When I saw the paper, I immediately got skeptical because they had missed some obvious things, so I rewrote all the code from scratch and, after a week's extensive checking and cross-checking, confirmed that their results are completely wrong. I told two of my trusted colleagues and they asked me to tell my mentor this. However, I am quite uncomfortable and confused about this.
The student who is the first author has based a big part of his later work on these results. This means that the later work by the student might also be completely wrong. My question is how to proceed from here? Can I ask my mentor to retract their paper? Or should I ask her permission to write a comment about the paper? If I do either of these (or something else which reveals that those results are wrong), would I be considered guilty of destroying the thesis of the first author guy?
I really appreciate any type of help in this matter. Thanks in advance.
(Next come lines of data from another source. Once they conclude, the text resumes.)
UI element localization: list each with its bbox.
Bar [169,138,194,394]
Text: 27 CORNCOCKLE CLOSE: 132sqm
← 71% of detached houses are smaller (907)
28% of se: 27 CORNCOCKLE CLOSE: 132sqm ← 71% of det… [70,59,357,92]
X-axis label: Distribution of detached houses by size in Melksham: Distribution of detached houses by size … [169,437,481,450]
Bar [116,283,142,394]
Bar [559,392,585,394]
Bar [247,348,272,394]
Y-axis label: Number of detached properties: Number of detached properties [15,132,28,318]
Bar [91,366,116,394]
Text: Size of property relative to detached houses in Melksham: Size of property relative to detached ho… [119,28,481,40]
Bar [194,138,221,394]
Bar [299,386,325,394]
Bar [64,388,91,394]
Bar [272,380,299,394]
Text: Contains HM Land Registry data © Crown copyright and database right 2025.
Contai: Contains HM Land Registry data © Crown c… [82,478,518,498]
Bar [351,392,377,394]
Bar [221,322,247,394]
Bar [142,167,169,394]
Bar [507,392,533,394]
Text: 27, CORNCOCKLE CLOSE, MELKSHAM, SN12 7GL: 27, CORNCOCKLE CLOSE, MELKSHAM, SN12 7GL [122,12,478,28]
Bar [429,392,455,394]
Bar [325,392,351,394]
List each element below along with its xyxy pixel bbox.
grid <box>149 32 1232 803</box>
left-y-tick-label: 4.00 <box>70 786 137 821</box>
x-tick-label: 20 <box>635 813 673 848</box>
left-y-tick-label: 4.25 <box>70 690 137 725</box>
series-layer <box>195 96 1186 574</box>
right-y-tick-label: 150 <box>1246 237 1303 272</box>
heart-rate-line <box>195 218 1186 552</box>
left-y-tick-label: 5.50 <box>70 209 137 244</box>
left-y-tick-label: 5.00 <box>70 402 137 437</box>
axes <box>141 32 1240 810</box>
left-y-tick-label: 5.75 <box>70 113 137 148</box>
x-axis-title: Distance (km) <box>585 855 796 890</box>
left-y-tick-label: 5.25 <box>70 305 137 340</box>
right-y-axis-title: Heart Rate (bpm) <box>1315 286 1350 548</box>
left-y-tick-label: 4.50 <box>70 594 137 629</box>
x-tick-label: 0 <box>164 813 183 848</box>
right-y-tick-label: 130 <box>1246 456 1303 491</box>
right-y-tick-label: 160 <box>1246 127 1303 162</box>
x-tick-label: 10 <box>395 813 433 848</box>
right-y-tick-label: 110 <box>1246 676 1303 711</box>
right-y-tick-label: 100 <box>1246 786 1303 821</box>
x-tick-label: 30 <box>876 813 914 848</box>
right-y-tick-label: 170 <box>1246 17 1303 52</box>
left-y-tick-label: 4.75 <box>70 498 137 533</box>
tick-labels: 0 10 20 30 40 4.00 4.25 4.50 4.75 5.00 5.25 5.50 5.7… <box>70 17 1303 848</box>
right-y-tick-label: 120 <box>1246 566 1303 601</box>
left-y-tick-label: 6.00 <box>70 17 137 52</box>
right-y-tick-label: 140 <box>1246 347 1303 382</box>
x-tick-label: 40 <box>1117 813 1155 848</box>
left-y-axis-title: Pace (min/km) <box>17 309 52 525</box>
Edit: All the answers and comments here are very helpful and I thank you all for them. However, I think I was slightly vague while asking. I very well understand that I could be certainly wrong. But the question is what do I do if I am not? In that case, what should be done? (As things stand, they have surely got at least one plot wrong because it directly goes against a famous fundamental theorem. I got this confirmed from a few people in the field.)